If You Are in a Winter Season
If you are in a winter season right now, in your body, your faith, or your marriage, hear this clearly:
Nothing is wrong with you.
Winter does not mean you have failed.
It does not mean your marriage is beyond hope.
It does not mean your faith is weak.
It does not mean God has abandoned you.
It may simply mean that something new is being prepared beneath the surface.
“Let us not grow weary in doing good, for in due season we shall reap, if we do not lose heart.”
(Galatians 6:9)
God works in hidden ways. Roots grow in darkness. Resurrection is often preceded by silence.
Winter as an Invitation to Interior Work
Winter seasons are not meant to be endured alone. They are invitations to turn inward with honesty, courage, and faith. This is often the right time for interior work, the slow, attentive work of understanding our relational patterns, tending to wounds, and allowing God to meet us where we actually are.

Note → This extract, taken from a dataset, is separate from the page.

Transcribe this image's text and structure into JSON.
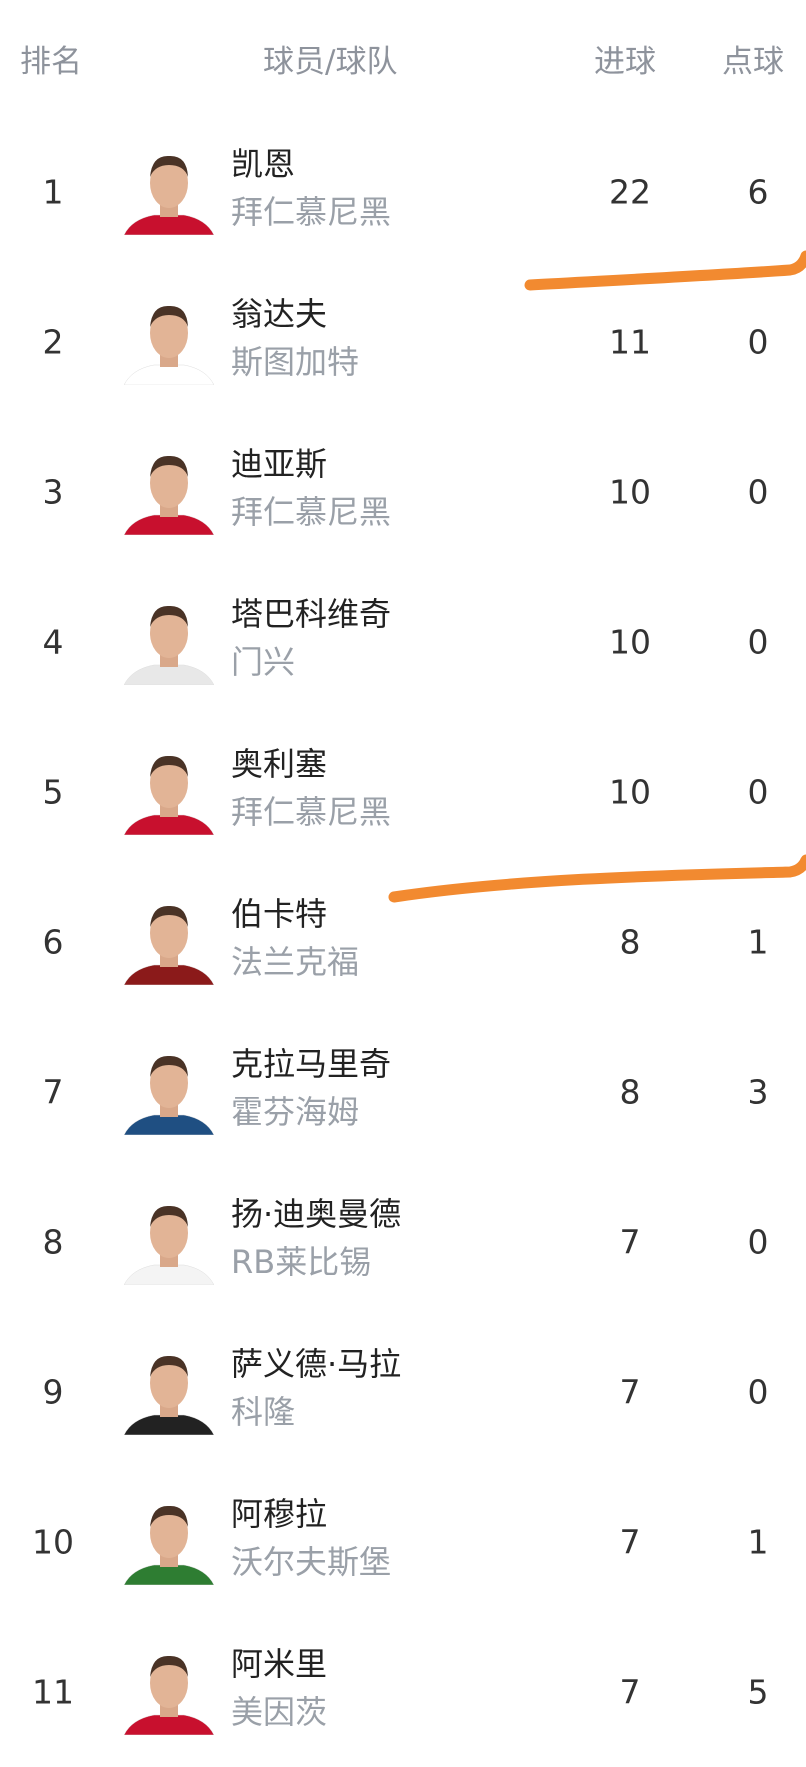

In my mentorship work, I walk with individuals and couples through these winter seasons, especially those experiencing strain or suffering in their relationships and marriages. Together, we make meaning of what feels confusing, painful, or stuck, and we attend to the interior transformation that allows new life to emerge, not through force or fixing, but through presence, truth, and grace.
If this season resonates with you, it may be a faithful time to begin, or return to, interior work, supported by accompaniment rather than pressure.
Looking Toward Spring
I step into this season with trust and with hope.

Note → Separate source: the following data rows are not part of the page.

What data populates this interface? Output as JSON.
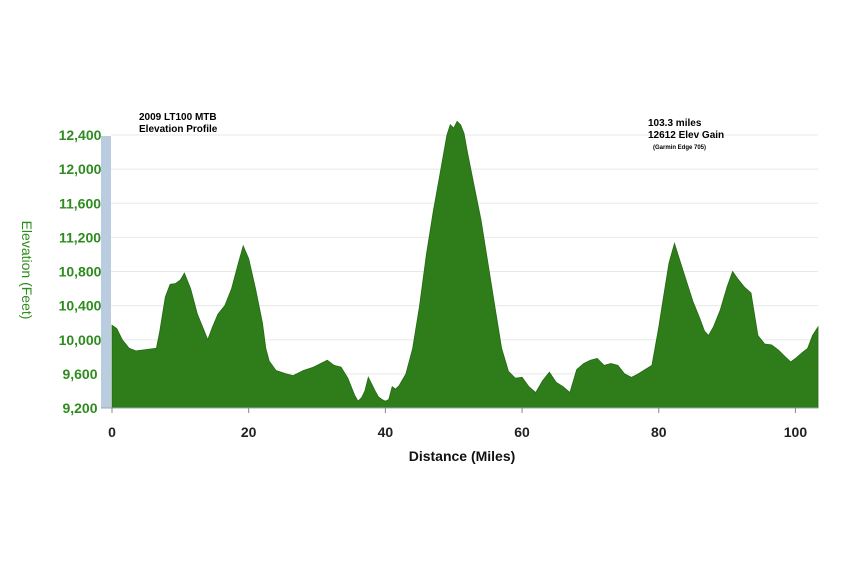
{
  "chart_data": {
    "type": "area",
    "title": "2009 LT100 MTB",
    "subtitle": "Elevation Profile",
    "annotations": {
      "distance_text": "103.3 miles",
      "gain_text": "12612 Elev Gain",
      "device_text": "(Garmin Edge 705)"
    },
    "xlabel": "Distance (Miles)",
    "ylabel": "Elevation (Feet)",
    "xlim": [
      0,
      103.3
    ],
    "ylim": [
      9200,
      12600
    ],
    "x_ticks": [
      0,
      20,
      40,
      60,
      80,
      100
    ],
    "x_tick_labels": [
      "0",
      "20",
      "40",
      "60",
      "80",
      "100"
    ],
    "y_ticks": [
      9200,
      9600,
      10000,
      10400,
      10800,
      11200,
      11600,
      12000,
      12400
    ],
    "y_tick_labels": [
      "9,200",
      "9,600",
      "10,000",
      "10,400",
      "10,800",
      "11,200",
      "11,600",
      "12,000",
      "12,400"
    ],
    "grid": true,
    "colors": {
      "fill": "#2e7d1a",
      "axis_text": "#2e8b1e",
      "y_band": "#b9cce0",
      "grid": "#e8e8e8"
    },
    "series": [
      {
        "x": [
          0,
          0.7,
          1.5,
          2.5,
          3.5,
          4.5,
          5.5,
          6.5,
          7,
          7.8,
          8.5,
          9.3,
          10,
          10.6,
          11.5,
          12.5,
          13.5,
          14,
          14.7,
          15.5,
          16.5,
          17.5,
          18.5,
          19.2,
          20,
          21,
          22,
          22.5,
          23,
          24,
          25.5,
          26.5,
          28,
          29.5,
          30.5,
          31.5,
          32.5,
          33.5,
          34.5,
          35.5,
          36,
          36.5,
          37,
          37.5,
          38,
          38.5,
          39,
          39.5,
          40,
          40.5,
          41,
          41.5,
          42,
          43,
          44,
          45,
          46,
          47,
          48,
          49,
          49.5,
          50,
          50.5,
          51,
          51.5,
          52,
          53,
          54,
          55,
          56,
          57,
          58,
          59,
          60,
          61,
          62,
          63,
          64,
          65,
          66,
          67,
          68,
          69,
          70,
          71,
          72,
          73,
          74,
          75,
          76,
          77,
          78,
          79,
          80,
          80.7,
          81.5,
          82.3,
          83,
          84,
          85,
          86,
          86.7,
          87.3,
          88,
          89,
          90,
          90.8,
          91.5,
          92.5,
          93.5,
          94.5,
          95.5,
          96.5,
          97.5,
          98.5,
          99.3,
          100,
          101,
          101.8,
          102.5,
          103.3
        ],
        "y": [
          10170,
          10130,
          10000,
          9900,
          9870,
          9880,
          9890,
          9900,
          10100,
          10500,
          10650,
          10660,
          10700,
          10780,
          10600,
          10300,
          10100,
          10000,
          10150,
          10300,
          10400,
          10600,
          10900,
          11100,
          10950,
          10600,
          10200,
          9900,
          9750,
          9640,
          9600,
          9580,
          9640,
          9680,
          9720,
          9760,
          9700,
          9680,
          9550,
          9350,
          9280,
          9320,
          9400,
          9560,
          9480,
          9400,
          9330,
          9300,
          9280,
          9300,
          9450,
          9420,
          9460,
          9600,
          9900,
          10400,
          11000,
          11500,
          11950,
          12400,
          12520,
          12480,
          12560,
          12520,
          12420,
          12200,
          11800,
          11400,
          10900,
          10400,
          9900,
          9630,
          9550,
          9560,
          9450,
          9380,
          9520,
          9620,
          9500,
          9450,
          9380,
          9650,
          9720,
          9760,
          9780,
          9700,
          9720,
          9700,
          9600,
          9560,
          9600,
          9650,
          9700,
          10150,
          10500,
          10900,
          11130,
          10950,
          10700,
          10450,
          10250,
          10100,
          10050,
          10150,
          10350,
          10620,
          10800,
          10720,
          10620,
          10550,
          10050,
          9950,
          9940,
          9880,
          9800,
          9740,
          9780,
          9850,
          9900,
          10050,
          10150
        ]
      }
    ]
  }
}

Not a naive hope that ignores risk or difficulty, but a grounded hope that believes God is faithful beyond what I can currently see. I trust that this winter will refine what matters most. I trust that it will draw me closer to Jesus, uniting my small suffering to His Cross. And I trust that it is preparing the way for renewed life, renewed work, and renewed presence.
Spring will come, often quietly, and always in God’s time.
And when it does, we may discover that what felt like loss was, in fact, preparation.